Rogers holding a Wylie Post

Wylie Rogers displays his invention for securing hockey nets, the Wylie Post. UAF photo by Todd Paris.

It was a simple question that had vexed Wylie Rogers for much of his life: Why couldn't somebody figure out a better way to secure a hockey net?

Rogers, a former Alaska Nanooks goalie, had seen countless practices delayed when goalposts were accidentally dislodged. So when UAF business Professor Ping Lan asked Rogers and his other MBA students to come up with a solution to an irritating problem, the idea for the Wylie Post was born.

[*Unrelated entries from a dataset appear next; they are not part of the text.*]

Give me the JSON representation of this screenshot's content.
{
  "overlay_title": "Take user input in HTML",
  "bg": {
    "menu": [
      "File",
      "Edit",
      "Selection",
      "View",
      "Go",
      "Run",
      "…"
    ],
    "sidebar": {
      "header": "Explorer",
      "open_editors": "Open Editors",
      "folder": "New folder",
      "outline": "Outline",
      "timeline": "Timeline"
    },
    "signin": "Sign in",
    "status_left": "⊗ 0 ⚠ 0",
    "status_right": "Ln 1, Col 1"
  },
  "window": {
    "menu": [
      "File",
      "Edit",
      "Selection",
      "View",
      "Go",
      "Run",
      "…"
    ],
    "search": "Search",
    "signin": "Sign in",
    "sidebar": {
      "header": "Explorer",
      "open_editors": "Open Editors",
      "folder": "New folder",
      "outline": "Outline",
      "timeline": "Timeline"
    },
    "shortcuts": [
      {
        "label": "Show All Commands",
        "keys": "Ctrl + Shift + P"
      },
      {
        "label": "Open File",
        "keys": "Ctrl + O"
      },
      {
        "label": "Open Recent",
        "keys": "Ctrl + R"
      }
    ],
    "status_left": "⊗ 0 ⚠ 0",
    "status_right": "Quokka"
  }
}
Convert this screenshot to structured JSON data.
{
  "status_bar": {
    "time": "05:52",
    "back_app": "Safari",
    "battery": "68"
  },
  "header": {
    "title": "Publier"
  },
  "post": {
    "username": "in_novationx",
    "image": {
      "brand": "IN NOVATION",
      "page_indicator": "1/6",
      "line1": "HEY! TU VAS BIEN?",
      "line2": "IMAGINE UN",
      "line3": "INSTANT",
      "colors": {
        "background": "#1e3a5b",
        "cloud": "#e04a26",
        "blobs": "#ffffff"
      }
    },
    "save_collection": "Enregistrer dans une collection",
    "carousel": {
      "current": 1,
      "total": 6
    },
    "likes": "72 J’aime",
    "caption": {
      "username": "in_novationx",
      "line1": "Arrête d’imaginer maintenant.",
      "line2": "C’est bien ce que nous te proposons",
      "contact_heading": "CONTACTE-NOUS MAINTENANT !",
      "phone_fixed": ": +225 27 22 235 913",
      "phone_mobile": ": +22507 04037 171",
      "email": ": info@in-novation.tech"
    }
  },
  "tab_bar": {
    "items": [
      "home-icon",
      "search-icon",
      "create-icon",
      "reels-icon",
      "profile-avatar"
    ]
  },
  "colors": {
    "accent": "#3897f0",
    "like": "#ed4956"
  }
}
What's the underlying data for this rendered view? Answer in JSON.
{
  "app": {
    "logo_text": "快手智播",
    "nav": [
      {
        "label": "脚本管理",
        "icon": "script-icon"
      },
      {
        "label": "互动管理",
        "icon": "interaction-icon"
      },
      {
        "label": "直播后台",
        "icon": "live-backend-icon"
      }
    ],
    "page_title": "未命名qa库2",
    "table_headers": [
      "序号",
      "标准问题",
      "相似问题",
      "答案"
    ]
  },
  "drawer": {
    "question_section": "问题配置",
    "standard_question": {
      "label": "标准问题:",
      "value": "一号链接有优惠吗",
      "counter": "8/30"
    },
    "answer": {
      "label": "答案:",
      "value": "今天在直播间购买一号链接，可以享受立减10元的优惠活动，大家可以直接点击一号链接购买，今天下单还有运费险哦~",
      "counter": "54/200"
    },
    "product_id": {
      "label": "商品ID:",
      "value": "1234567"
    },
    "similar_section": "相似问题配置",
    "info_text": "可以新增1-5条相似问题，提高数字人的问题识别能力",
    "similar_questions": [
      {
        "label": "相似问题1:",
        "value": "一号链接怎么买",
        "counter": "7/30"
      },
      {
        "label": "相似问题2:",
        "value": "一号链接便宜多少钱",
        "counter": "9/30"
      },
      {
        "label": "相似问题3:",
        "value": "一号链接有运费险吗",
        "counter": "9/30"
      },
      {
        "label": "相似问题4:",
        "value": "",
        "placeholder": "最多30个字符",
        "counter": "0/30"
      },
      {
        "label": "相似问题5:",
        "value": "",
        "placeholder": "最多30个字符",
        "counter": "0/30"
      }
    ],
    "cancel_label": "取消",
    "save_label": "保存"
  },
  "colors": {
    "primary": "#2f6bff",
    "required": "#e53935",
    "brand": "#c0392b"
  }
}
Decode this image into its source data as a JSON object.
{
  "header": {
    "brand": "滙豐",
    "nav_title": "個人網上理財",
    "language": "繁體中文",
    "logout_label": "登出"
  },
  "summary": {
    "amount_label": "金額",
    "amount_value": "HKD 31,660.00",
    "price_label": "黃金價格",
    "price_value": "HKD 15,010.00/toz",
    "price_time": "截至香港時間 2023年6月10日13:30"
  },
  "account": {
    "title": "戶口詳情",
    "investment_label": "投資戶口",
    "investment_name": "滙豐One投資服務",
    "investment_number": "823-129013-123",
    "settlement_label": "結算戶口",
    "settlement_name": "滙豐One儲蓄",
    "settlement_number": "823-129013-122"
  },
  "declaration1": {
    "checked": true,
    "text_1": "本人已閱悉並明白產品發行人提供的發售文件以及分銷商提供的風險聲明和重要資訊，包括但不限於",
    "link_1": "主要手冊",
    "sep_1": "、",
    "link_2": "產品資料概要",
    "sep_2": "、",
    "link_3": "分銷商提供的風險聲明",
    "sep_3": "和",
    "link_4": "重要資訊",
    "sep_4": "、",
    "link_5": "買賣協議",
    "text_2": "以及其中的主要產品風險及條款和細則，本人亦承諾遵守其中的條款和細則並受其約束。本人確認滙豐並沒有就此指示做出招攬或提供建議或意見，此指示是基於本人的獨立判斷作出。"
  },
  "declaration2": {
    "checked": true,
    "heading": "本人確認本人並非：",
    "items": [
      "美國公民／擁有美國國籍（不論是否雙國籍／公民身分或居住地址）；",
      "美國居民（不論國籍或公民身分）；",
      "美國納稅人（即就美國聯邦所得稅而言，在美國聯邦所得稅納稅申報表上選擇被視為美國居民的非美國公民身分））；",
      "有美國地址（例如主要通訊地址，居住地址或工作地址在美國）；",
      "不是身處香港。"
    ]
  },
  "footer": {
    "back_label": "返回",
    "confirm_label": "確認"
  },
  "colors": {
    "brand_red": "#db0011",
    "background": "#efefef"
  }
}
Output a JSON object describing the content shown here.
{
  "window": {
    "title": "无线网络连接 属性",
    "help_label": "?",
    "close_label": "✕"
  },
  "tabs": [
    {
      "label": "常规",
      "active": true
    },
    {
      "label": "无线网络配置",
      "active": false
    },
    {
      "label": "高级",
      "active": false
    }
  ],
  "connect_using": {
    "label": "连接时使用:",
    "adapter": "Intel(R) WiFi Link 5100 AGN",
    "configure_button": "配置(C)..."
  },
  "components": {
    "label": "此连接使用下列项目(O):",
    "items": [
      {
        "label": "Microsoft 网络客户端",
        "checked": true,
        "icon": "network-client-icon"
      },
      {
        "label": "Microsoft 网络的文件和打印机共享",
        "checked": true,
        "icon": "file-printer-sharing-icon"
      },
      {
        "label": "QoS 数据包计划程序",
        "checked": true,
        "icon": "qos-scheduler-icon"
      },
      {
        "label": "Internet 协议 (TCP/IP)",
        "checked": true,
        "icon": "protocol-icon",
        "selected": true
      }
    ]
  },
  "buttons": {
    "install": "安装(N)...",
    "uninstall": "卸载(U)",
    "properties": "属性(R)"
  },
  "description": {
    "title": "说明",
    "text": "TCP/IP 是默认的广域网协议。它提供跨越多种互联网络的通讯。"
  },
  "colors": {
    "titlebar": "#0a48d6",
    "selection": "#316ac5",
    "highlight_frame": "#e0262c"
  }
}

Traditional hockey net moorings are either steel posts pounded into the ice or rubber posts frozen into deep holes drilled in the ice. The steel posts are unyielding when hit. The rubber posts are unsuitable for some rinks. Both can be time-consuming to use and reposition. The Wylie Post consists of a small base plate, which freezes into the ice surface, with a pair of zinc-coated spikes underneath and a rubber post above that slips into the net opening's vertical frame tubes. With Wylie Posts, the net stays put if a goalie bumps it but still pops loose if a skater crashes into it. The posts can be installed in seconds on any rink.

With Lan's encouragement, Rogers developed a prototype in 2014. It won the Alaska Student Kicker Award at UAF's Arctic Innovation Competition. The product is now used by university and minor league hockey clubs across the country.